“For some the Highland pipe is a serious instrument, to be played with skill and care and to consume a lifetime in its study ... but to me, it’s even more important than that - it is life itself.”
Bruce Campbell with acknowledgement to the late, great Bill Shankly
Mumbo-Jumbo: It’s all just innovation to me
(from PWD 28, July 2011)
by Bruce Campbell
WE ARE now well into the ‘summer’ season in the northern hemisphere, so it is about the usual time when writers of piping matters start to bag the non-musical gyrations of pipe bands.
Over the years I have read it all - from ‘mumbo-jumbo’, ‘musical diarrhea’, ‘finger-gymnastics’ down to ‘just plain rubbish’.
I have also noted a couple of bands giving quite cute performances where a Slow Air is included as a March in quick time simply by having the drummers play a March time contra style rhythm.
I have heard this last one in both Grade 1 and Grade 4 and have no hesitation in saying it is breaking the rules.
In days gone by when I used to be one of those ‘wise men with the clipboard’ (and I pray that my commonsense keeps those days just that, ‘gone by’) I would make a mental note of bands who were ‘taking the mickey’ and make sure that they got marked accordingly.
These days, however, I have a totally different attitude.
See what the removal of judging pressure does for your liberated senses?
Before I get into making any profound statements (or is it just more ‘mumbo jumbo’) I have to be honest too in saying that I have an in-built retreat back to the pure art form of solo pipe music which I personally treasure so much.
And yes, as I would say at a meeting of PA (Piobaireachd Anonymous) I AM a devotee of the high art of Piobaireachd ....
(I believe that that also gives a certain insight into a person’s mental state - or lack of it)
So my now sporadic dips into the pipe band marketplace are only that - sporadic.
On average I might hear a pipe band competition/concert no more than a dozen times a year.
So I do admit that my head isn’t being constantly bombarded with the type of music under scrutiny.

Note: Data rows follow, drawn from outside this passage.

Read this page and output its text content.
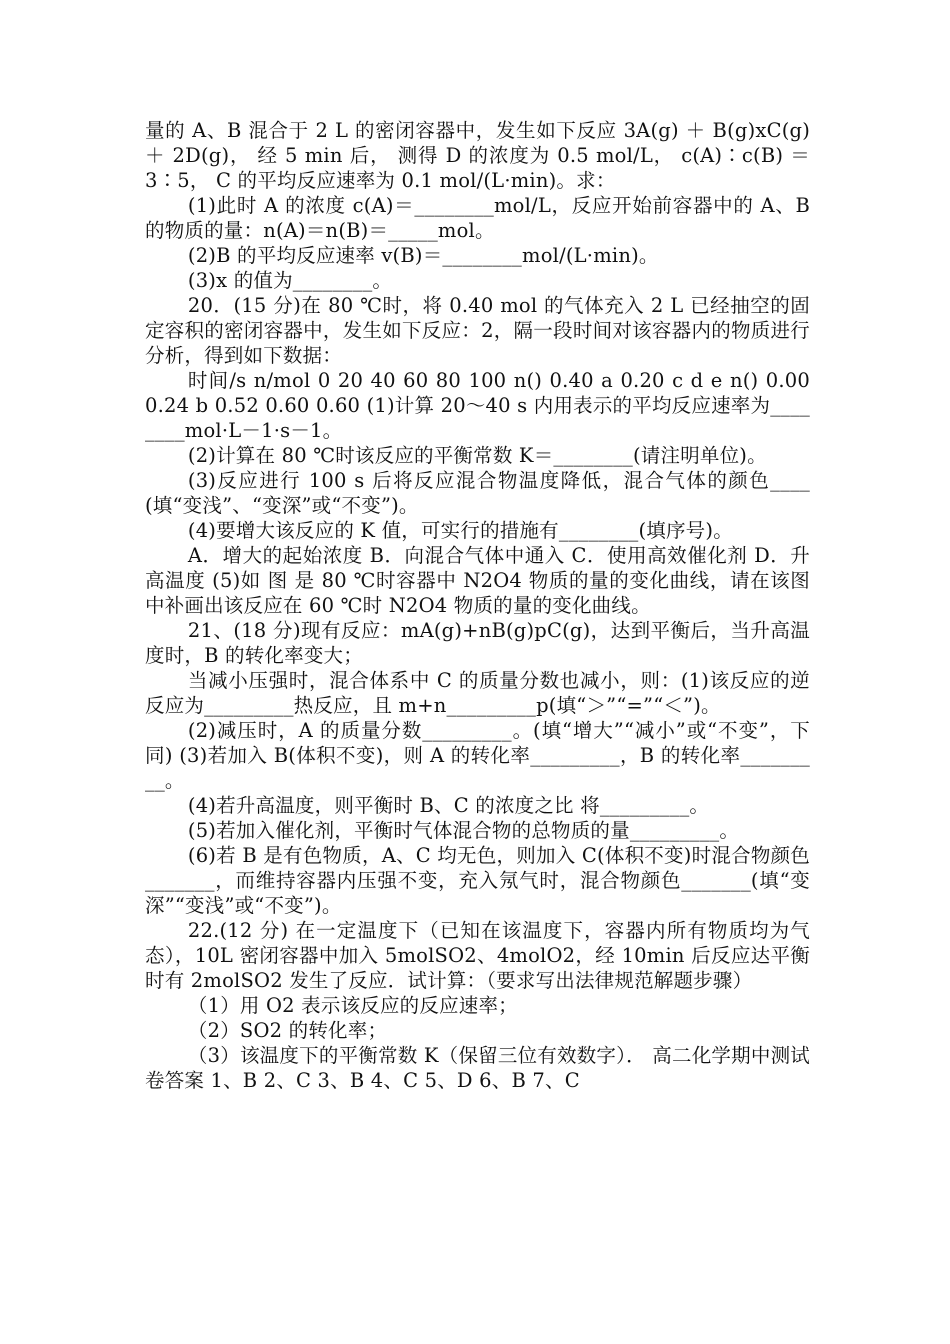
量的 A、B 混合于 2 L 的密闭容器中，发生如下反应 3A(g) ＋ B(g)xC(g) ＋ 2D(g)， 经 5 min 后， 测得 D 的浓度为 0.5 mol/L， c(A)∶c(B) ＝ 3∶5， C 的平均反应速率为 0.1 mol/(L·min)。求：

(1)此时 A 的浓度 c(A)＝________mol/L，反应开始前容器中的 A、B 的物质的量：n(A)＝n(B)＝_____mol。

(2)B 的平均反应速率 v(B)＝________mol/(L·min)。

(3)x 的值为________。

20．(15 分)在 80 ℃时，将 0.40 mol 的气体充入 2 L 已经抽空的固定容积的密闭容器中，发生如下反应：2，隔一段时间对该容器内的物质进行分析，得到如下数据：

时间/s n/mol 0 20 40 60 80 100 n() 0.40 a 0.20 c d e n() 0.00 0.24 b 0.52 0.60 0.60 (1)计算 20～40 s 内用表示的平均反应速率为________mol·L－1·s－1。

(2)计算在 80 ℃时该反应的平衡常数 K＝________(请注明单位)。

(3)反应进行 100 s 后将反应混合物温度降低，混合气体的颜色____(填“变浅”、“变深”或“不变”)。

(4)要增大该反应的 K 值，可实行的措施有________(填序号)。

A．增大的起始浓度 B．向混合气体中通入 C．使用高效催化剂 D．升高温度 (5)如 图 是 80 ℃时容器中 N2O4 物质的量的变化曲线，请在该图中补画出该反应在 60 ℃时 N2O4 物质的量的变化曲线。

21、(18 分)现有反应：mA(g)+nB(g)pC(g)，达到平衡后，当升高温度时，B 的转化率变大；

当减小压强时，混合体系中 C 的质量分数也减小，则：(1)该反应的逆反应为_________热反应，且 m+n_________p(填“＞”“=”“＜”)。

(2)减压时，A 的质量分数_________。(填“增大”“减小”或“不变”，下同) (3)若加入 B(体积不变)，则 A 的转化率_________，B 的转化率_________。

(4)若升高温度，则平衡时 B、C 的浓度之比 将_________。

(5)若加入催化剂，平衡时气体混合物的总物质的量_________。

(6)若 B 是有色物质，A、C 均无色，则加入 C(体积不变)时混合物颜色_______，而维持容器内压强不变，充入氖气时，混合物颜色_______(填“变深”“变浅”或“不变”)。

22.(12 分) 在一定温度下（已知在该温度下，容器内所有物质均为气态），10L 密闭容器中加入 5molSO2、4molO2，经 10min 后反应达平衡时有 2molSO2 发生了反应．试计算：（要求写出法律规范解题步骤）

（1）用 O2 表示该反应的反应速率；

（2）SO2 的转化率；

（3）该温度下的平衡常数 K（保留三位有效数字）． 高二化学期中测试卷答案 1、B 2、C 3、B 4、C 5、D 6、B 7、C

I also do admit that I like it - very much.
That includes all of the new-found invention.
That perhaps isn’t what you expect to read from somebody who confesses to sit in the same room day after day with the Bobs of Balmoral sharing the same CD player as Robert Reid and Calum Og MacPherson, but that’s the way it is.
For me, pipe band music of the modern era is all about innovation; it is all about pushing the boat out that little bit further.
Sure, some of it goes that little bit too far - but most often the bands which are doing the boat pushing are at the very top of the tree.
And that is how it should be, too.
Only after earning your spurs are you in that hallowed of all positions where your musical experimentation should be taken seriously.
For the bands at the bottom end of the pile, and because of their rather obvious technical and instrumental imperfections, it will sound like musical junk, so it is better, IMHO, to tread the well-trodden path of safety.
I can well remember the change in musical fashion brought in by the 78th Fraser Highlanders in the early 1980s.
I had been brought up on the sound of the great Edinburgh City Police Pipe Band who blazed new trails in the 1950s under the great and late Donald Shaw Ramsay.
I am sure that their trophy shelf never reflected their musical brilliance (even although it did bulge) and that their-then innovative approach was equally frowned upon by the establishment.
As a young Edinburgh policeman I had the opportunity of seeing the trophy cabinet of the next generation under another great pipe major, Iain MacLeod - and that was truly impressive.
But I always regarded the great years as those of Donald Shaw Ramsay.
Maybe that is just nostalgia speaking.
But likewise I look back on the 1980s as the era of Bill Livingstone’s 78th Fraser Highlanders, a truly inspiring musical outfit - and not just because they had so many top class players but because their music was sensational.
Equally importantly the way both of these bands presented their music was sensational; musical performance par excellence.
I often think that Donald Shaw Ramsay and Bill Livingstone were at either ends of a musical journey; one starting it and the other completing it - and from the mid-1980s onwards every top class band on the planet knew that it was OK to push the boat out just that bit further.
The trick, of course, is to make sure that you are in the top end of Grade 1 before you try it - and that you don’t get too sensitive to what the critics say; after all, who cares what piping writers say.